Les chefs traditionnels ont un statut officiel reconnu par la Constitution tchadienne depuis l’indépendance. C’est ainsi que le ministre de l’administration du Territoire a signé, il y a quelques jours, un décret qui élève trois chefs traditionnels du Sud au rang de sultan. Ce geste qui a été interprété comme une volonté de «réparer une injustice» a été beaucoup salué, mais également, suscité une énorme polémique.

Jusqu’ici, au Tchad, les chefs traditionnels n’avaient pas le même rang protocolaire ni le même salaire. Le pouvoir avait placé au sommet de la pyramide les sultans issus de l’espace arabo-musulman.

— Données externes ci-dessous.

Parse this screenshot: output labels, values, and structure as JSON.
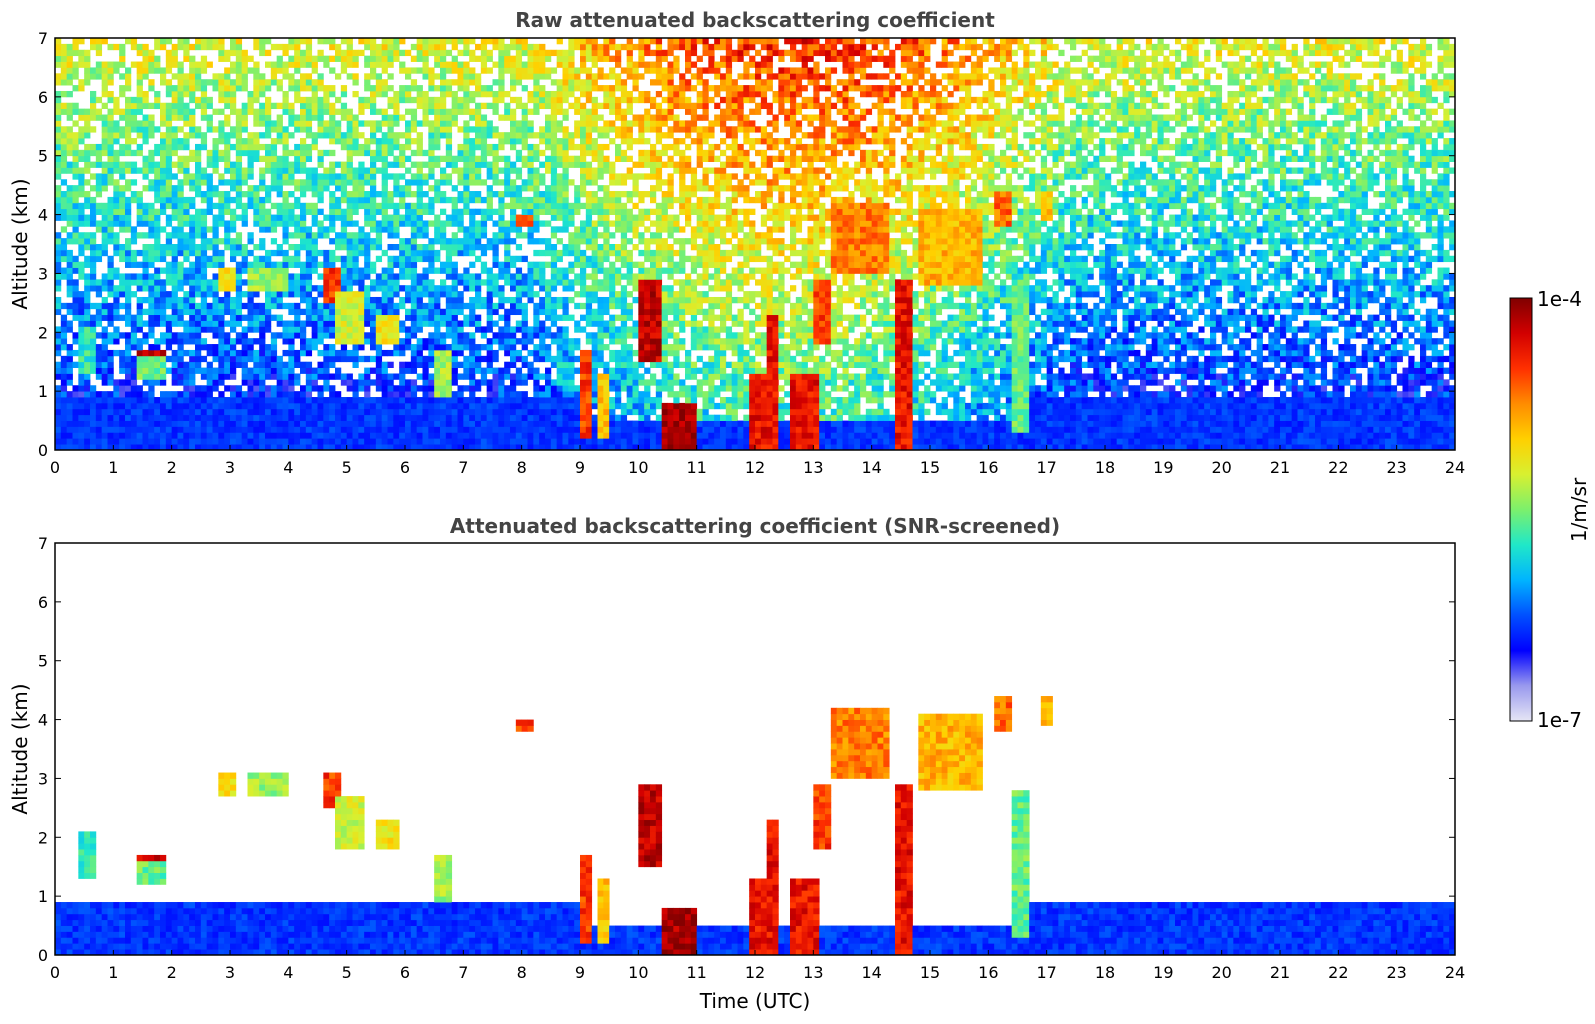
{
  "chart_data": [
    {
      "type": "heatmap",
      "title": "Raw attenuated backscattering coefficient",
      "xlabel": "",
      "ylabel": "Altitude (km)",
      "xlim": [
        0,
        24
      ],
      "ylim": [
        0,
        7
      ],
      "xticks": [
        "0",
        "1",
        "2",
        "3",
        "4",
        "5",
        "6",
        "7",
        "8",
        "9",
        "10",
        "11",
        "12",
        "13",
        "14",
        "15",
        "16",
        "17",
        "18",
        "19",
        "20",
        "21",
        "22",
        "23",
        "24"
      ],
      "yticks": [
        "0",
        "1",
        "2",
        "3",
        "4",
        "5",
        "6",
        "7"
      ],
      "screened": false,
      "features": [
        {
          "t0": 0.4,
          "t1": 0.7,
          "h0": 1.3,
          "h1": 2.1,
          "v": 0.45
        },
        {
          "t0": 1.4,
          "t1": 1.9,
          "h0": 1.2,
          "h1": 1.7,
          "v": 0.5
        },
        {
          "t0": 1.45,
          "t1": 1.95,
          "h0": 1.55,
          "h1": 1.7,
          "v": 0.95
        },
        {
          "t0": 2.8,
          "t1": 3.1,
          "h0": 2.7,
          "h1": 3.1,
          "v": 0.65
        },
        {
          "t0": 3.3,
          "t1": 4.0,
          "h0": 2.7,
          "h1": 3.1,
          "v": 0.55
        },
        {
          "t0": 4.6,
          "t1": 4.9,
          "h0": 2.5,
          "h1": 3.1,
          "v": 0.85
        },
        {
          "t0": 4.8,
          "t1": 5.3,
          "h0": 1.8,
          "h1": 2.7,
          "v": 0.6
        },
        {
          "t0": 5.5,
          "t1": 5.9,
          "h0": 1.8,
          "h1": 2.3,
          "v": 0.65
        },
        {
          "t0": 6.5,
          "t1": 6.8,
          "h0": 0.9,
          "h1": 1.7,
          "v": 0.55
        },
        {
          "t0": 7.9,
          "t1": 8.2,
          "h0": 3.85,
          "h1": 4.05,
          "v": 0.85
        },
        {
          "t0": 8.6,
          "t1": 8.9,
          "h0": 1.1,
          "h1": 1.5,
          "v": 0.4
        },
        {
          "t0": 9.0,
          "t1": 9.2,
          "h0": 0.2,
          "h1": 1.7,
          "v": 0.85
        },
        {
          "t0": 9.3,
          "t1": 9.5,
          "h0": 0.2,
          "h1": 1.3,
          "v": 0.7
        },
        {
          "t0": 10.05,
          "t1": 10.4,
          "h0": 1.5,
          "h1": 2.9,
          "v": 0.95
        },
        {
          "t0": 10.4,
          "t1": 11.0,
          "h0": 0.0,
          "h1": 0.8,
          "v": 0.98
        },
        {
          "t0": 11.9,
          "t1": 12.4,
          "h0": 0.0,
          "h1": 1.3,
          "v": 0.9
        },
        {
          "t0": 12.2,
          "t1": 12.4,
          "h0": 0.5,
          "h1": 2.3,
          "v": 0.9
        },
        {
          "t0": 12.6,
          "t1": 13.1,
          "h0": 0.0,
          "h1": 1.3,
          "v": 0.9
        },
        {
          "t0": 13.0,
          "t1": 13.3,
          "h0": 1.8,
          "h1": 2.9,
          "v": 0.85
        },
        {
          "t0": 13.3,
          "t1": 14.3,
          "h0": 3.0,
          "h1": 4.2,
          "v": 0.78
        },
        {
          "t0": 14.4,
          "t1": 14.7,
          "h0": 0.0,
          "h1": 2.9,
          "v": 0.9
        },
        {
          "t0": 14.8,
          "t1": 15.9,
          "h0": 2.8,
          "h1": 4.1,
          "v": 0.72
        },
        {
          "t0": 16.1,
          "t1": 16.4,
          "h0": 3.8,
          "h1": 4.4,
          "v": 0.8
        },
        {
          "t0": 16.45,
          "t1": 16.65,
          "h0": 0.3,
          "h1": 2.8,
          "v": 0.5
        },
        {
          "t0": 16.9,
          "t1": 17.1,
          "h0": 3.9,
          "h1": 4.4,
          "v": 0.7
        }
      ]
    },
    {
      "type": "heatmap",
      "title": "Attenuated backscattering coefficient (SNR-screened)",
      "xlabel": "Time (UTC)",
      "ylabel": "Altitude (km)",
      "xlim": [
        0,
        24
      ],
      "ylim": [
        0,
        7
      ],
      "xticks": [
        "0",
        "1",
        "2",
        "3",
        "4",
        "5",
        "6",
        "7",
        "8",
        "9",
        "10",
        "11",
        "12",
        "13",
        "14",
        "15",
        "16",
        "17",
        "18",
        "19",
        "20",
        "21",
        "22",
        "23",
        "24"
      ],
      "yticks": [
        "0",
        "1",
        "2",
        "3",
        "4",
        "5",
        "6",
        "7"
      ],
      "screened": true,
      "features": [
        {
          "t0": 0.4,
          "t1": 0.7,
          "h0": 1.3,
          "h1": 2.1,
          "v": 0.45
        },
        {
          "t0": 1.4,
          "t1": 1.9,
          "h0": 1.2,
          "h1": 1.7,
          "v": 0.5
        },
        {
          "t0": 1.45,
          "t1": 1.95,
          "h0": 1.55,
          "h1": 1.7,
          "v": 0.95
        },
        {
          "t0": 2.8,
          "t1": 3.1,
          "h0": 2.7,
          "h1": 3.1,
          "v": 0.65
        },
        {
          "t0": 3.3,
          "t1": 4.0,
          "h0": 2.7,
          "h1": 3.1,
          "v": 0.55
        },
        {
          "t0": 4.6,
          "t1": 4.9,
          "h0": 2.5,
          "h1": 3.1,
          "v": 0.85
        },
        {
          "t0": 4.8,
          "t1": 5.3,
          "h0": 1.8,
          "h1": 2.7,
          "v": 0.6
        },
        {
          "t0": 5.5,
          "t1": 5.9,
          "h0": 1.8,
          "h1": 2.3,
          "v": 0.65
        },
        {
          "t0": 6.5,
          "t1": 6.8,
          "h0": 0.9,
          "h1": 1.7,
          "v": 0.55
        },
        {
          "t0": 7.9,
          "t1": 8.2,
          "h0": 3.85,
          "h1": 4.05,
          "v": 0.85
        },
        {
          "t0": 9.0,
          "t1": 9.2,
          "h0": 0.2,
          "h1": 1.7,
          "v": 0.85
        },
        {
          "t0": 9.3,
          "t1": 9.5,
          "h0": 0.2,
          "h1": 1.3,
          "v": 0.7
        },
        {
          "t0": 10.05,
          "t1": 10.4,
          "h0": 1.5,
          "h1": 2.9,
          "v": 0.95
        },
        {
          "t0": 10.4,
          "t1": 11.0,
          "h0": 0.0,
          "h1": 0.8,
          "v": 0.98
        },
        {
          "t0": 11.9,
          "t1": 12.4,
          "h0": 0.0,
          "h1": 1.3,
          "v": 0.9
        },
        {
          "t0": 12.2,
          "t1": 12.4,
          "h0": 0.5,
          "h1": 2.3,
          "v": 0.9
        },
        {
          "t0": 12.6,
          "t1": 13.1,
          "h0": 0.0,
          "h1": 1.3,
          "v": 0.9
        },
        {
          "t0": 13.0,
          "t1": 13.3,
          "h0": 1.8,
          "h1": 2.9,
          "v": 0.85
        },
        {
          "t0": 13.3,
          "t1": 14.3,
          "h0": 3.0,
          "h1": 4.2,
          "v": 0.78
        },
        {
          "t0": 14.4,
          "t1": 14.7,
          "h0": 0.0,
          "h1": 2.9,
          "v": 0.9
        },
        {
          "t0": 14.8,
          "t1": 15.9,
          "h0": 2.8,
          "h1": 4.1,
          "v": 0.72
        },
        {
          "t0": 16.1,
          "t1": 16.4,
          "h0": 3.8,
          "h1": 4.4,
          "v": 0.8
        },
        {
          "t0": 16.45,
          "t1": 16.65,
          "h0": 0.3,
          "h1": 2.8,
          "v": 0.5
        },
        {
          "t0": 16.9,
          "t1": 17.1,
          "h0": 3.9,
          "h1": 4.4,
          "v": 0.7
        }
      ]
    }
  ],
  "colorbar": {
    "label": "1/m/sr",
    "max_label": "1e-4",
    "min_label": "1e-7",
    "colors": [
      "#e6e6f5",
      "#9999ee",
      "#0000ff",
      "#0050ff",
      "#00b4ff",
      "#20e8c8",
      "#7cf06c",
      "#d8f030",
      "#ffd000",
      "#ff8c00",
      "#ff3000",
      "#d20000",
      "#800000"
    ]
  }
}
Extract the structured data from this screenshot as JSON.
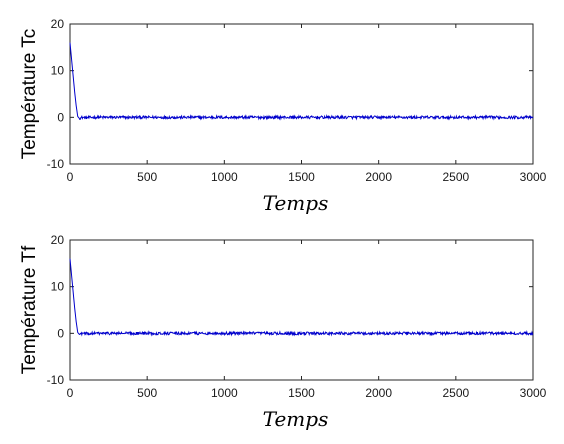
{
  "chart_data": [
    {
      "type": "line",
      "title": "",
      "xlabel": "Temps",
      "ylabel": "Température Tc",
      "xlim": [
        0,
        3000
      ],
      "ylim": [
        -10,
        20
      ],
      "xticks": [
        0,
        500,
        1000,
        1500,
        2000,
        2500,
        3000
      ],
      "yticks": [
        -10,
        0,
        10,
        20
      ],
      "grid": false,
      "legend": "none",
      "series": [
        {
          "color": "#0000cc",
          "x": [
            0,
            10,
            20,
            30,
            40,
            50,
            60,
            80,
            100,
            150,
            200,
            300,
            500,
            1000,
            1500,
            2000,
            2500,
            3000
          ],
          "y": [
            16,
            12.5,
            9,
            5.5,
            2.5,
            0.2,
            -0.2,
            0,
            -0.1,
            0,
            0,
            0,
            0,
            0,
            0,
            0,
            0,
            0
          ],
          "noise_amplitude": 0.3
        }
      ]
    },
    {
      "type": "line",
      "title": "",
      "xlabel": "Temps",
      "ylabel": "Température Tf",
      "xlim": [
        0,
        3000
      ],
      "ylim": [
        -10,
        20
      ],
      "xticks": [
        0,
        500,
        1000,
        1500,
        2000,
        2500,
        3000
      ],
      "yticks": [
        -10,
        0,
        10,
        20
      ],
      "grid": false,
      "legend": "none",
      "series": [
        {
          "color": "#0000cc",
          "x": [
            0,
            10,
            20,
            30,
            40,
            50,
            60,
            80,
            100,
            150,
            200,
            300,
            500,
            1000,
            1500,
            2000,
            2500,
            3000
          ],
          "y": [
            16,
            12.5,
            9,
            5.5,
            2.5,
            0.2,
            -0.2,
            0,
            -0.1,
            0,
            0,
            0,
            0,
            0,
            0,
            0,
            0,
            0
          ],
          "noise_amplitude": 0.3
        }
      ]
    }
  ]
}
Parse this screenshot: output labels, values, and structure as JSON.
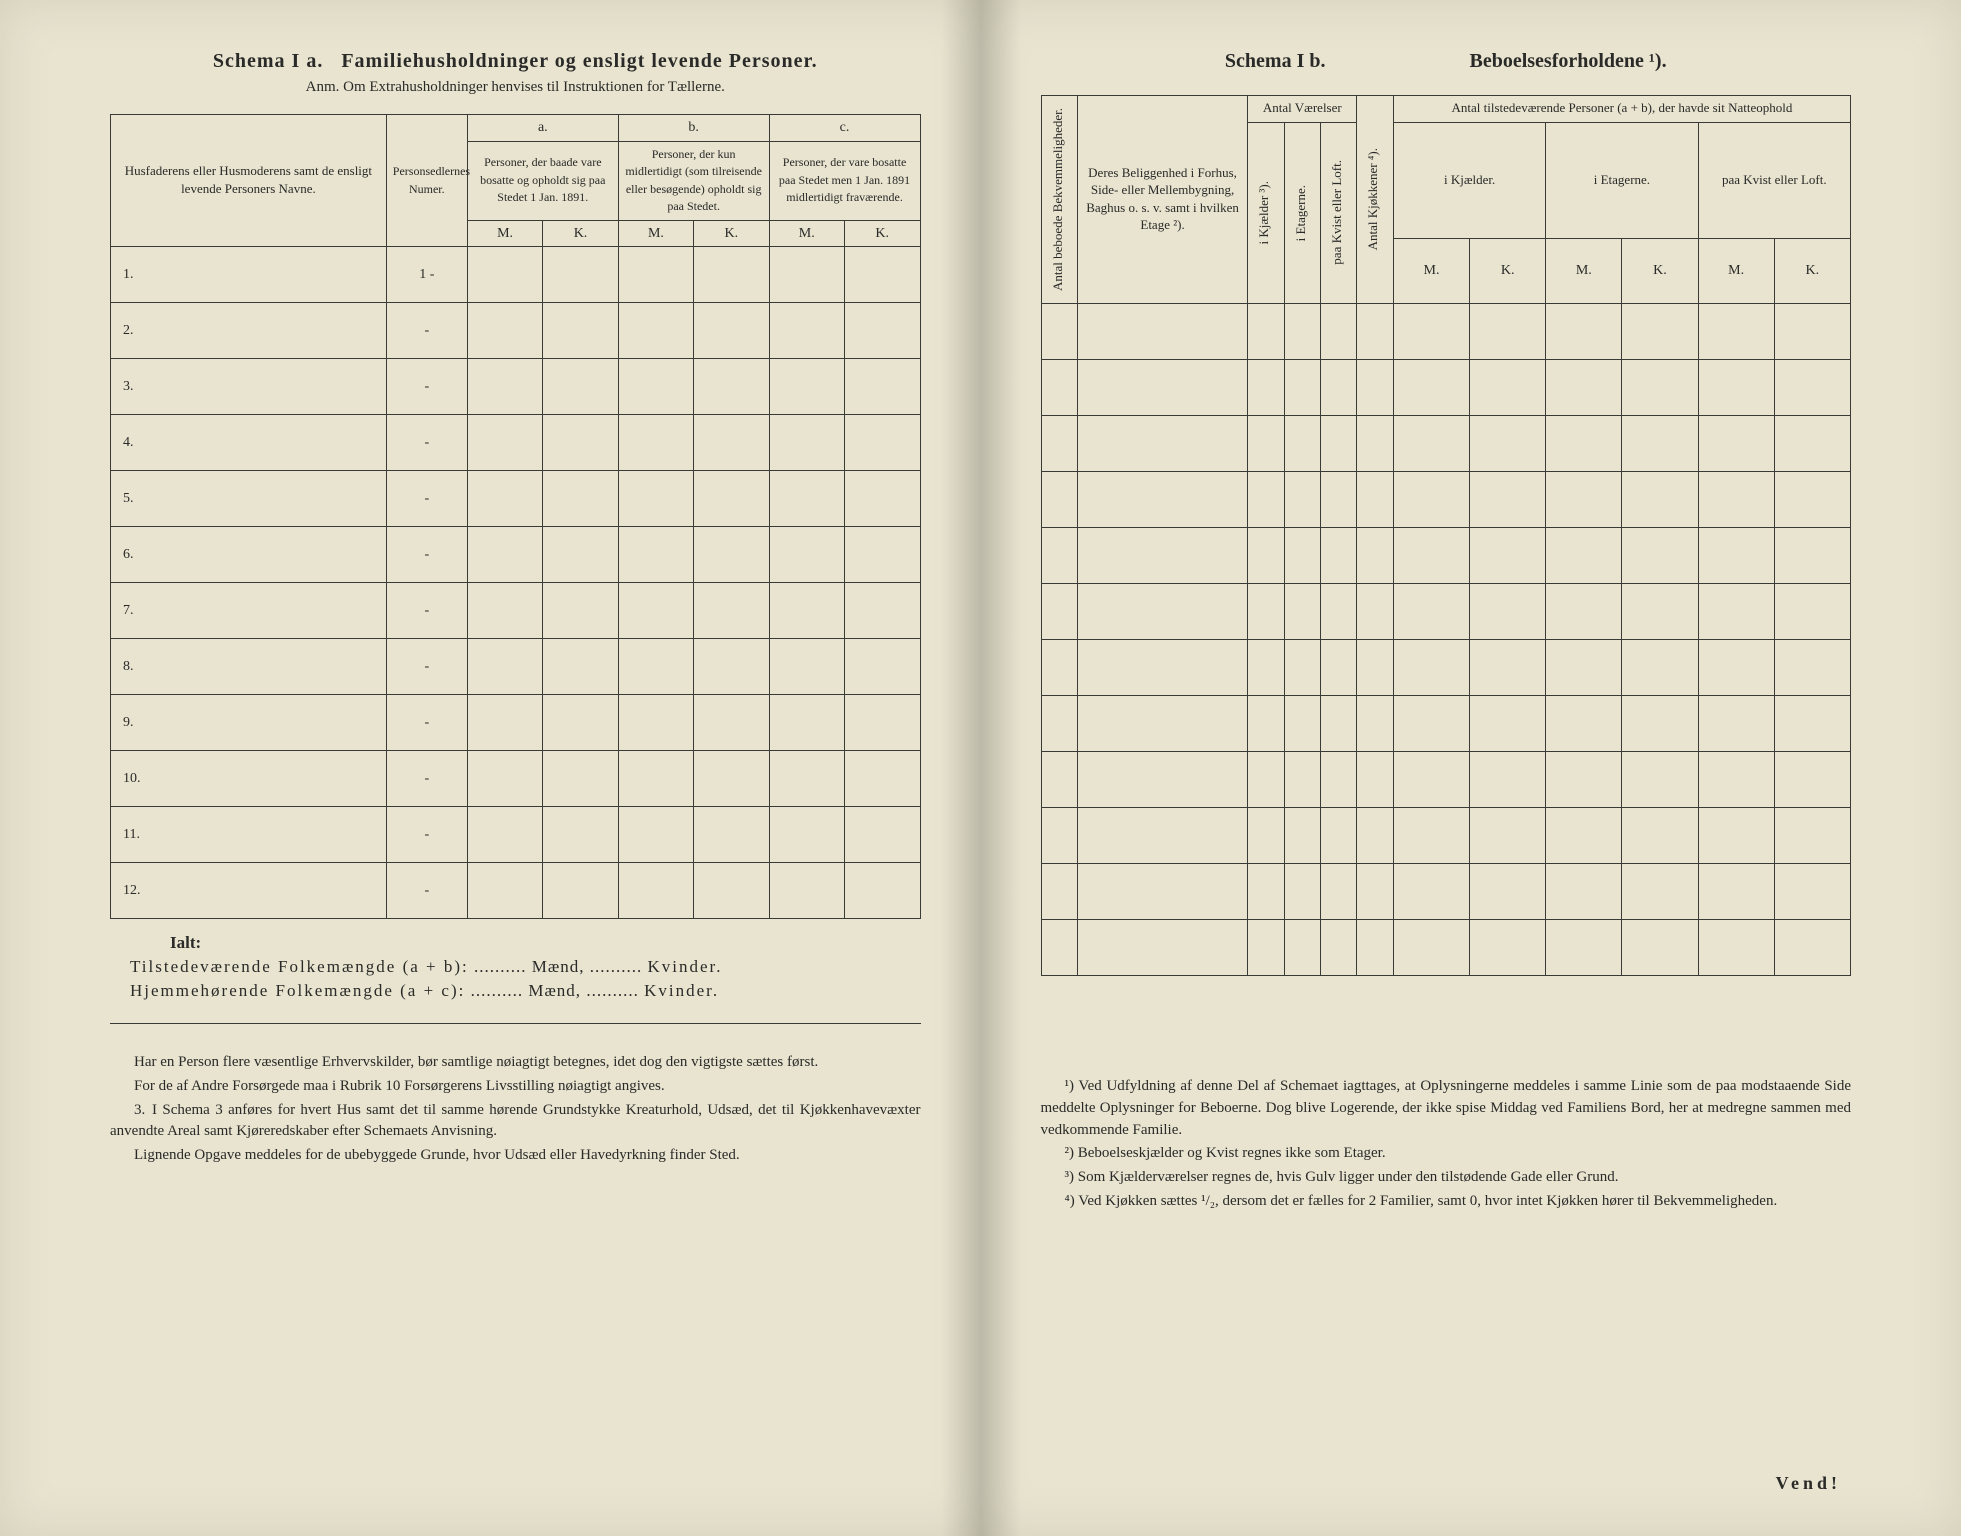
{
  "colors": {
    "paper": "#e8e4d0",
    "ink": "#2a2a28",
    "border": "#3a3a36"
  },
  "left": {
    "schema_label": "Schema I a.",
    "title_main": "Familiehusholdninger og ensligt levende Personer.",
    "subtitle": "Anm.  Om Extrahusholdninger henvises til Instruktionen for Tællerne.",
    "col_names": {
      "names": "Husfaderens eller Husmoderens samt de ensligt levende Personers Navne.",
      "person_num": "Personsedlernes Numer.",
      "a_label": "a.",
      "b_label": "b.",
      "c_label": "c.",
      "a_text": "Personer, der baade vare bosatte og opholdt sig paa Stedet 1 Jan. 1891.",
      "b_text": "Personer, der kun midlertidigt (som tilreisende eller besøgende) opholdt sig paa Stedet.",
      "c_text": "Personer, der vare bosatte paa Stedet men 1 Jan. 1891 midlertidigt fraværende.",
      "m": "M.",
      "k": "K."
    },
    "rows": [
      "1.",
      "2.",
      "3.",
      "4.",
      "5.",
      "6.",
      "7.",
      "8.",
      "9.",
      "10.",
      "11.",
      "12."
    ],
    "first_num": "1 -",
    "dash": "-",
    "ialt_label": "Ialt:",
    "ialt_line1_a": "Tilstedeværende Folkemængde (a + b):",
    "ialt_line2_a": "Hjemmehørende Folkemængde (a + c):",
    "maend": "Mænd,",
    "kvinder": "Kvinder.",
    "dots": "..........",
    "notes": {
      "p1": "Har en Person flere væsentlige Erhvervskilder, bør samtlige nøiagtigt betegnes, idet dog den vigtigste sættes først.",
      "p2": "For de af Andre Forsørgede maa i Rubrik 10 Forsørgerens Livsstilling nøiagtigt angives.",
      "p3_num": "3.",
      "p3": "I Schema 3 anføres for hvert Hus samt det til samme hørende Grundstykke Kreaturhold, Udsæd, det til Kjøkkenhavevæxter anvendte Areal samt Kjøreredskaber efter Schemaets Anvisning.",
      "p4": "Lignende Opgave meddeles for de ubebyggede Grunde, hvor Udsæd eller Havedyrkning finder Sted."
    }
  },
  "right": {
    "schema_label": "Schema I b.",
    "title_main": "Beboelsesforholdene ¹).",
    "cols": {
      "antal_bekv": "Antal beboede Bekvemmeligheder.",
      "beliggenhed": "Deres Beliggenhed i Forhus, Side- eller Mellembygning, Baghus o. s. v. samt i hvilken Etage ²).",
      "antal_vaerelser": "Antal Værelser",
      "i_kjaelder": "i Kjælder ³).",
      "i_etagerne": "i Etagerne.",
      "paa_kvist": "paa Kvist eller Loft.",
      "antal_kjokkener": "Antal Kjøkkener ⁴).",
      "antal_personer": "Antal tilstedeværende Personer (a + b), der havde sit Natteophold",
      "sub_kjaelder": "i Kjælder.",
      "sub_etagerne": "i Etagerne.",
      "sub_kvist": "paa Kvist eller Loft.",
      "m": "M.",
      "k": "K."
    },
    "row_count": 12,
    "footnotes": {
      "f1": "¹) Ved Udfyldning af denne Del af Schemaet iagttages, at Oplysningerne meddeles i samme Linie som de paa modstaaende Side meddelte Oplysninger for Beboerne. Dog blive Logerende, der ikke spise Middag ved Familiens Bord, her at medregne sammen med vedkommende Familie.",
      "f2": "²) Beboelseskjælder og Kvist regnes ikke som Etager.",
      "f3": "³) Som Kjælderværelser regnes de, hvis Gulv ligger under den tilstødende Gade eller Grund.",
      "f4": "⁴) Ved Kjøkken sættes ¹/₂, dersom det er fælles for 2 Familier, samt 0, hvor intet Kjøkken hører til Bekvemmeligheden."
    },
    "vend": "Vend!"
  }
}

Le gouvernement de transition vient de «réparer une injustice qui durait depuis longtemps» en élevant trois chefs traditionnels du Sud: le Gong de Léré, le Wang Doré et le Mbang de Bedaya, au même rang que les sultans.
«Par le passé, il existait des sultanats, notamment dans le Ouaddaï, dans le Kanem, mais il y avait aussi le Gong de Léré qui régnait jusqu’à la frontière du Nigeria. Ils avaient des domaines plus vastes, mais ils n’avaient pas les mêmes avantages que leurs confrères du Nord appelés sultans. Aujourd’hui, par ce décret, ces trois chefs traditionnels et coutumiers, qui sont aussi des chefs spirituels au Sud, vont bénéficier de ces avantages. En soi, c’est une très bonne chose. Ils ont réparé une situation qui était conflictuelle, une discrimination», analyse le politologue Ngarlem Toldé.
Cependant, les manifestations de joie se sont vite doublées d’une vive polémique suscitée par les termes utilisés dans le décret ministériel qui parle d’élever ces chefs traditionnels «au rang de sultan», des mots qui ont tout de suite enflammé certains, car beaucoup dénoncent une volonté d’islamiser le Sud animiste et chrétien ou encore une forme de dédain.
Un haut cadre de la Primature a tenté de calmer les esprits en regrettant «une formulation maladroite», avant de corriger que «le ministre voulait dire qu’ils sont élevés au même rang que les sultans», et en appelant à «se focaliser plutôt sur ce premier pas vers plus d’égalité et de justice au Tchad».